Let me close with an example of innovative technique in the career of Descartes. Medieval mathematicians understood many of the concepts and operations of algebra, but they had to work them out verbally. Some abbreviations were developed, but solving a problem was still mind-fatiguing, until Descartes mechanized the proess. He set up basic procedures: Organize every mathematical statement of knowns and unknowns by lining them up to the left and right of an equals sign. If more than one equation applies, line them up one above the other. Rearrange the terms by performing the same operations, such as adding or multiplying, to both sides of the equation.
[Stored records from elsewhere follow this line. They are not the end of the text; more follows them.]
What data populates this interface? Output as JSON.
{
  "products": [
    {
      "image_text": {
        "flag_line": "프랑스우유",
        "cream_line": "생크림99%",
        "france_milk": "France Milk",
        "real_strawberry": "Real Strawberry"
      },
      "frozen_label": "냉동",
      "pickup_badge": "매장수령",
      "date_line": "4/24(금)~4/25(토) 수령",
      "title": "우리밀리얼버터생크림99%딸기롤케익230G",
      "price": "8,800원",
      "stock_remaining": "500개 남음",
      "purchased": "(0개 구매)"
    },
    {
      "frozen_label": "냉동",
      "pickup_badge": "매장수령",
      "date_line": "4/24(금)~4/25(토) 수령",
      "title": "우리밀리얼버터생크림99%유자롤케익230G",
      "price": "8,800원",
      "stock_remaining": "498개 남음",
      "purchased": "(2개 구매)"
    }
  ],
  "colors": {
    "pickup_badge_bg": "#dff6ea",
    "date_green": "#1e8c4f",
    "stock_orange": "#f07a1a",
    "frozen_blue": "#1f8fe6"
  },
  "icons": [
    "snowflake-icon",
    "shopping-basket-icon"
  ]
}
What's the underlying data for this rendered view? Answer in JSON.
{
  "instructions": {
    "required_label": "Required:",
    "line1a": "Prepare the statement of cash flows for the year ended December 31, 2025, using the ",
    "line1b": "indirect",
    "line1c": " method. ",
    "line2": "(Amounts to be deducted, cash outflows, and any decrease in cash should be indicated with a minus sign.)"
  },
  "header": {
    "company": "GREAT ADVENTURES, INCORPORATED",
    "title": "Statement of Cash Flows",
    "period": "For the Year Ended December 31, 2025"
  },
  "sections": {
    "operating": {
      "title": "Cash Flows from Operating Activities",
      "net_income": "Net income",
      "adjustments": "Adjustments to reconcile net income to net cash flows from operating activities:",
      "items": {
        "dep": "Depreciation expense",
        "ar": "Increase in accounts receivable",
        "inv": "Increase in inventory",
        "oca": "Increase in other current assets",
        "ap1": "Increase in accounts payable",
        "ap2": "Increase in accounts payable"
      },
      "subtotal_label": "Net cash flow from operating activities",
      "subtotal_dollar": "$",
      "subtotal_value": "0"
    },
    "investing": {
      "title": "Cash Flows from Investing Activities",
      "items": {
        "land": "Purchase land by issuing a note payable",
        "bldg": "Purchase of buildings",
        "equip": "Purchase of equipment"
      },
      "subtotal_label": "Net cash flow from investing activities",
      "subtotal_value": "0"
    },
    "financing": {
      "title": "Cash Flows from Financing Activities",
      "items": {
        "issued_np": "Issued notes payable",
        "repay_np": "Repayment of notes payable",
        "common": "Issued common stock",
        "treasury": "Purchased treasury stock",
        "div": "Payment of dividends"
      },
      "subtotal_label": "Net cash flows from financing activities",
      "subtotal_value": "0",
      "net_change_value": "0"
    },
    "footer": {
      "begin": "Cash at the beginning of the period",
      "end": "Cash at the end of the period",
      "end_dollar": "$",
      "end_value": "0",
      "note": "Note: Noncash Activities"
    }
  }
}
Substitute terms from one equation into another, until we get an equation for the term we are looking for.  Rearranging the equations on paper becomes a mechanical process.

 

Today any school-child can do what the greatest minds before Descartes found difficult.  And it opened up the path to seeking new techniques in mathematics: Descartes himself did it again with analytical geometry, and in applying the axiomatic method to philosophy.

 

Sophistication in math and philosophy came with the recognition that innovations in technique are the path to further discoveries. This also happened in music. Unlike amateurs who merely enjoy the music, creative composers look for the techniques previously used in their network, and construct new music by innovating in technique. Similarly, creativity in philosophy comes from acquiring the techniques—or should we say meta-techniques—of constructing new philosophies.